No había nada que alegar. Soraya cuadró los hombros.

—En efecto.

—Hay motivos sobrados para despedirla, ¿no le parece, señorita Moore?

—No lo sé.

—Ése es el problema. Que debería saberlo. Igual que debía saber que Cevik no podía salir de su jaula.

Dijera lo que dijera ella, Lerner encontraba un modo de volverlo en su contra.

—Le ruego me disculpe, pero tenía órdenes de la oficina del director de facilitarle las cosas a Bourne todo lo posible.

Lerner se quedó mirándola un momento. Luego hizo un gesto casi paternal.

—¿Qué coño hace de pie? —preguntó.

Soraya se sentó en una silla, delante de él.

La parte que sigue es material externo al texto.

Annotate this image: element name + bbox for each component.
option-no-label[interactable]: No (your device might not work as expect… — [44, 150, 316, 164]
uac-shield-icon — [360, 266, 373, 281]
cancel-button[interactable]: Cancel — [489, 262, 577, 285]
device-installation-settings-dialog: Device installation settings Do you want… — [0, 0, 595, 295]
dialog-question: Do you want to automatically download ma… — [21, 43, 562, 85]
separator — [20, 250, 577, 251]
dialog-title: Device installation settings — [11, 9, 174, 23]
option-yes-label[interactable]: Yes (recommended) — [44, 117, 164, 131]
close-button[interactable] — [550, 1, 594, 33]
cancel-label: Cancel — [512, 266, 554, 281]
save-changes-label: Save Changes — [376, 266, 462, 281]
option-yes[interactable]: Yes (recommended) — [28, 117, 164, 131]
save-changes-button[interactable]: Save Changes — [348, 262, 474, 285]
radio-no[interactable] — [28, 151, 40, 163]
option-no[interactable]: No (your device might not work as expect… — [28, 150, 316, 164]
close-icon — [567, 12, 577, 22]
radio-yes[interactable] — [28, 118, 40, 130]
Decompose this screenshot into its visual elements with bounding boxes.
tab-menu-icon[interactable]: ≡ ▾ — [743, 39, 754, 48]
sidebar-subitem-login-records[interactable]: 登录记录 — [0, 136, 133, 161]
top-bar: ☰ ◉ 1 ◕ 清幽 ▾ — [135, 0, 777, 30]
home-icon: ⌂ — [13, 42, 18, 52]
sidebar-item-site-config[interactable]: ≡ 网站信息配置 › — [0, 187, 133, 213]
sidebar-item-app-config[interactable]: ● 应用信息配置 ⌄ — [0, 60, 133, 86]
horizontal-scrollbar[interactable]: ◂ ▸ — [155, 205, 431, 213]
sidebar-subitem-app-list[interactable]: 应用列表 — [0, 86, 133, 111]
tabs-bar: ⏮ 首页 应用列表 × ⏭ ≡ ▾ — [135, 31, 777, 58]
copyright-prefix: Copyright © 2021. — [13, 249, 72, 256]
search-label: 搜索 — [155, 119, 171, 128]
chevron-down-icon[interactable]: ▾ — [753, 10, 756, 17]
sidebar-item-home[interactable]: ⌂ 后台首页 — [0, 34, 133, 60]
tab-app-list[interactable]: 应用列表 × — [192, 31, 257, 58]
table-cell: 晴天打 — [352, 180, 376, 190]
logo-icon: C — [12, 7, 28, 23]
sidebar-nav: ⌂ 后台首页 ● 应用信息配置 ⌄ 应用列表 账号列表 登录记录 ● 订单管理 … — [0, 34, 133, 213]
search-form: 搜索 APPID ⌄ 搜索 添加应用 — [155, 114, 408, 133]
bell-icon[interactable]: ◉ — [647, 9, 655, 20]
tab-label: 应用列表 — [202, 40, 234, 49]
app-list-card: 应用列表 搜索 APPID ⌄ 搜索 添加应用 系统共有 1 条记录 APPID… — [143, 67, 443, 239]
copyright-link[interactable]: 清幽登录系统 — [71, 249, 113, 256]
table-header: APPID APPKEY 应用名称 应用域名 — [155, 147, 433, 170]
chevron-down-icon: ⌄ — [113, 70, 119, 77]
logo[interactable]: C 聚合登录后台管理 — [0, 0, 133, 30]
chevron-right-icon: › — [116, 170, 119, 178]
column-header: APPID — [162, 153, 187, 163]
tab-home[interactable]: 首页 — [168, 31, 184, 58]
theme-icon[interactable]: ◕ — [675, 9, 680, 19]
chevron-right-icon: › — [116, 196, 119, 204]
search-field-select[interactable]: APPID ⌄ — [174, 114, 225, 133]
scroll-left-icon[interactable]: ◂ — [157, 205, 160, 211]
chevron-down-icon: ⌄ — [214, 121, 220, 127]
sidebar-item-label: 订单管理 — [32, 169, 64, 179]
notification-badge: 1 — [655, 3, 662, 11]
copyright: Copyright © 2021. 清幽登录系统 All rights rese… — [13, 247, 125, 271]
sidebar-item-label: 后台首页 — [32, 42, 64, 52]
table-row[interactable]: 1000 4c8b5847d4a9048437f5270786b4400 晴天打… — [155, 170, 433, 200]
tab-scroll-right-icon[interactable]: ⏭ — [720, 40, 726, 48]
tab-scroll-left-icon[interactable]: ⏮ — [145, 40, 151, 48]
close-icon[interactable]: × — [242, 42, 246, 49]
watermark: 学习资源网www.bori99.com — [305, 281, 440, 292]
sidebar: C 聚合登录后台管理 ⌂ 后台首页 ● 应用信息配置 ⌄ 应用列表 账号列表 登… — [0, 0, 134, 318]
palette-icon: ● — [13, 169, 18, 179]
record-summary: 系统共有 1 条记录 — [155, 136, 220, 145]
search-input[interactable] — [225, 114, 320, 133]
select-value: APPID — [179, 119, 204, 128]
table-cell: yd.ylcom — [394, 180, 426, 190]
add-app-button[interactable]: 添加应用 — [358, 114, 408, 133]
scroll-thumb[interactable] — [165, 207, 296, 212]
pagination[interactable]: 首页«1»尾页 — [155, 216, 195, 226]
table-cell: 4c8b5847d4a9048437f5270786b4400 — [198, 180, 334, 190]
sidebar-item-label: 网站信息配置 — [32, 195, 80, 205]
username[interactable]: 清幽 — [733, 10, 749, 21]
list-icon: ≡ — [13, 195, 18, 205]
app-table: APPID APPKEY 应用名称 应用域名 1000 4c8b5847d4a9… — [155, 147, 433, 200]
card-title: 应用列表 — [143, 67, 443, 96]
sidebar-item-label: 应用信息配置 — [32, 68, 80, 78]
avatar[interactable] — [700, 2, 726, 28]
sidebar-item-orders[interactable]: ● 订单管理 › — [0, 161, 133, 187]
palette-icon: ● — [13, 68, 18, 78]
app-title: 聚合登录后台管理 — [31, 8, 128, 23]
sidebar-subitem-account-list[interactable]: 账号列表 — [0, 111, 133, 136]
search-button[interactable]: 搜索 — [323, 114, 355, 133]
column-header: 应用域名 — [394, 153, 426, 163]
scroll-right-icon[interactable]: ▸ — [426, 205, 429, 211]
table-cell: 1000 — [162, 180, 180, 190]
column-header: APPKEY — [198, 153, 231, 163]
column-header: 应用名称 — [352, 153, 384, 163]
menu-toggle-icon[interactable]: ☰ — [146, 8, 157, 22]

—Respecto al tema de Bourne. —Sus ojos se clavaron en ella—. Parece usted una experta.

—Yo no diría tanto.

—Su historial dice que trabajó con él en Odesa.

—Supongo que puede decirse que conozco a Jason Bourne mejor que muchos agentes.

Lerner se arrellanó en su silla.

—Imagino que no creerá conocer su oficio al dedillo, señorita Moore.

—No. No.

—Entonces confío plenamente en que nos llevaremos bien y en que acabará por tenerme la misma lealtad que a Martin Lindros.

—¿Por qué habla de Lindros como si estuviera muerto?

Lerner no le prestó atención.

—De momento, debo hacer frente a la situación que tenemos entre manos. Como agente al mando, la huida de Cevik es responsabilidad suya. Así pues, no me queda más remedio que pedirle su dimisión.

A Soraya se le puso el corazón en la garganta.

—¿Mi dimisión? —logró decir a duras penas.

Lerner la taladró con la mirada al contestar:

—Una dimisión quedará mejor en su expediente. Eso hasta usted debe comprenderlo.

Soraya se levantó de un salto. Lerner había jugado con ella hábilmente y con toda crueldad, lo cual la enfurecía aún más. Odiaba a aquel hombre y quería que se enterara. Si no, no le quedaría ni una pizca de autoestima.

—¿Quién coño se ha creído que es, viniendo aquí y avasallando a todo el mundo de esa manera?

—Se acabó, señorita Moore, hemos terminado. Recoja sus cosas. Está despedida.